My hope is that we could discard the mantissa entirely, for parts of a neural network that primarily care about magnitude (e.g. computing attention probabilities in scaled dot product attention).

I think some extra tricks would be needed to make exponent-only attention probabilities differentiable. But if there's a way to do this, then it could drastically reduce the amount of silicon required for transformer training.

If it cannot be differentiated: exponent-only attention probabilities could still be useful for optimizing inference.

Denoising

I made some animations to illustrate how stable-diffusion's denoising process works.
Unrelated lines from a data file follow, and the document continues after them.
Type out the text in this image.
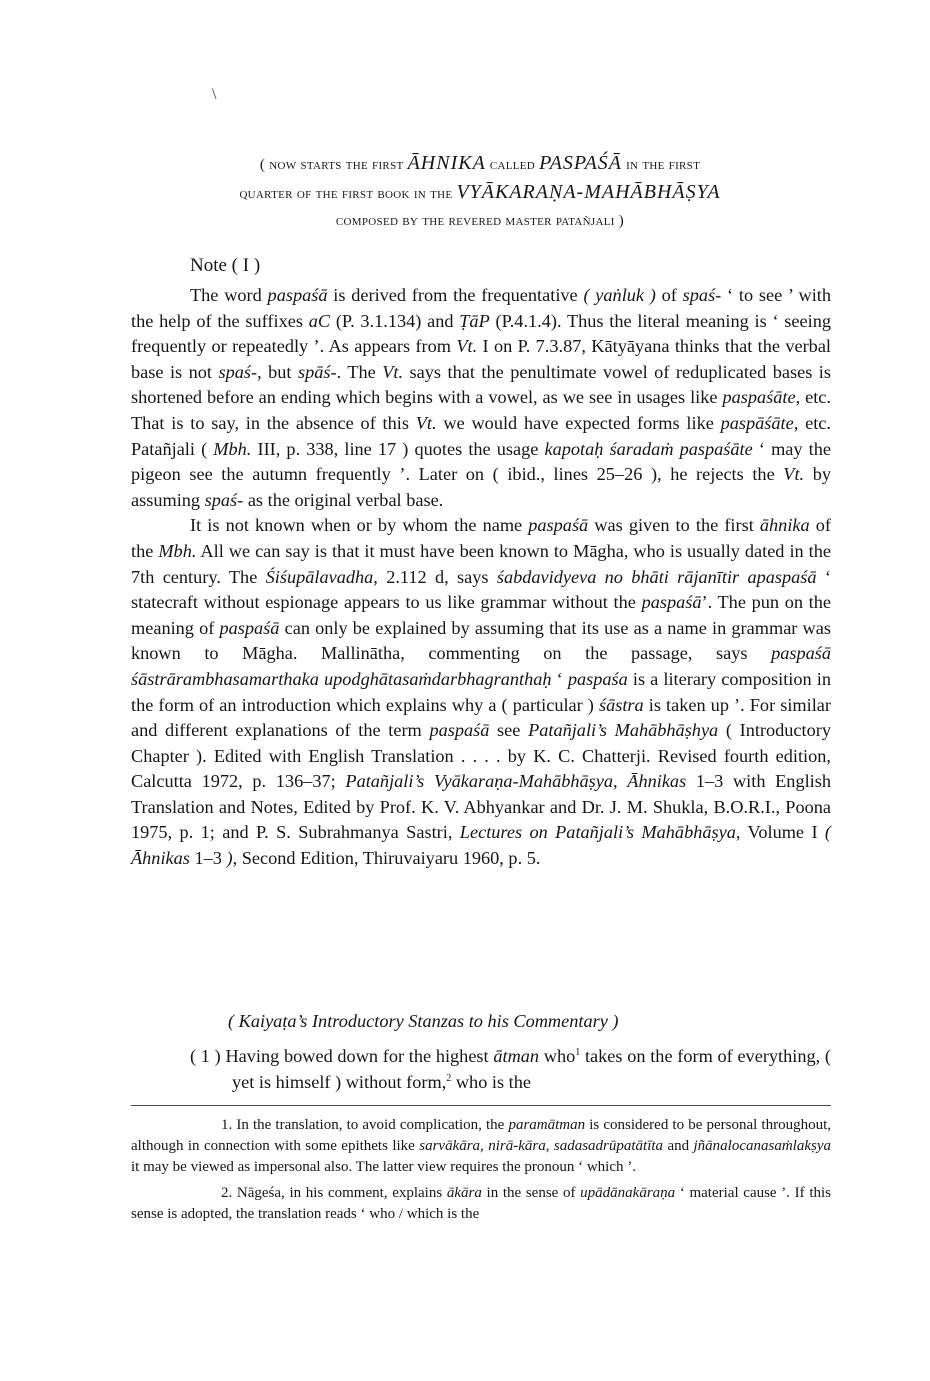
\
( now starts the first ĀHNIKA called PASPAŚĀ in the first
quarter of the first book in the VYĀKARAṆA-MAHĀBHĀṢYA
composed by the revered master patañjali )
Note ( I )

The word paspaśā is derived from the frequentative ( yaṅluk ) of spaś- ‘ to see ’ with the help of the suffixes aC (P. 3.1.134) and ṬāP (P.4.1.4). Thus the literal meaning is ‘ seeing frequently or repeatedly ’. As appears from Vt. I on P. 7.3.87, Kātyāyana thinks that the verbal base is not spaś-, but spāś-. The Vt. says that the penultimate vowel of reduplicated bases is shortened before an ending which begins with a vowel, as we see in usages like paspaśāte, etc. That is to say, in the absence of this Vt. we would have expected forms like paspāśāte, etc. Patañjali ( Mbh. III, p. 338, line 17 ) quotes the usage kapotaḥ śaradaṁ paspaśāte ‘ may the pigeon see the autumn frequently ’. Later on ( ibid., lines 25–26 ), he rejects the Vt. by assuming spaś- as the original verbal base.

It is not known when or by whom the name paspaśā was given to the first āhnika of the Mbh. All we can say is that it must have been known to Māgha, who is usually dated in the 7th century. The Śiśupālavadha, 2.112 d, says śabdavidyeva no bhāti rājanītir apaspaśā ‘ statecraft without espionage appears to us like grammar without the paspaśā’. The pun on the meaning of paspaśā can only be explained by assuming that its use as a name in grammar was known to Māgha. Mallinātha, commenting on the passage, says paspaśā śāstrārambhasamarthaka upodghātasaṁdarbhagranthaḥ ‘ paspaśa is a literary composition in the form of an introduction which explains why a ( particular ) śāstra is taken up ’. For similar and different explanations of the term paspaśā see Patañjali’s Mahābhāṣhya ( Introductory Chapter ). Edited with English Translation . . . . by K. C. Chatterji. Revised fourth edition, Calcutta 1972, p. 136–37; Patañjali’s Vyākaraṇa-Mahābhāṣya, Āhnikas 1–3 with English Translation and Notes, Edited by Prof. K. V. Abhyankar and Dr. J. M. Shukla, B.O.R.I., Poona 1975, p. 1; and P. S. Subrahmanya Sastri, Lectures on Patañjali’s Mahābhāṣya, Volume I ( Āhnikas 1–3 ), Second Edition, Thiruvaiyaru 1960, p. 5.

( Kaiyaṭa’s Introductory Stanzas to his Commentary )
( 1 ) Having bowed down for the highest ātman who$^1$ takes on the form of everything, ( yet is himself ) without form,$^2$ who is the

1. In the translation, to avoid complication, the paramātman is considered to be personal throughout, although in connection with some epithets like sarvākāra, nirā-kāra, sadasadrūpatātīta and jñānalocanasaṁlakṣya it may be viewed as impersonal also. The latter view requires the pronoun ‘ which ’.

2. Nāgeśa, in his comment, explains ākāra in the sense of upādānakāraṇa ‘ material cause ’. If this sense is adopted, the translation reads ‘ who / which is the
We can use k-diffusion's callback to log intermediate latents from each sampling step.

At first I visualized this via stable-diffusion's VAE. But noised latents are outside of its training distribution, so I wanted to do a simpler decode (just a colour-space conversion) to avoid inventing detail or upsampling. So for my second attempt I used my approximate decoder.

Classifier-Free Guidance

Dropping out attention heads

Standard Head dropout
Image different but still coherent after dropping a value head

I was discussing One Write-Head is All You Need with Aditya Ramesh (OpenAI), who explained that diffusion models sometimes learn to drop out attention heads.

I wondered whether stable-diffusion was doing this. If that were the case: perhaps we could verify it by replacing an attention head's weights with weights copied from one of its siblings. If this did not result in any change: perhaps it would indicate that the attention head wasn't being used.

Depending on how many/which heads I dropped out: I found that it didn't completely destroy the image. In some cases I still got a perfectly usable image.

I'd love to see a large-scale model evaluate the One Write-Head paper. It's a bit harder now that we're accustomed to Flash Attention - a bespoke CUDA kernel or Triton implementation would need to be created to get performance parity.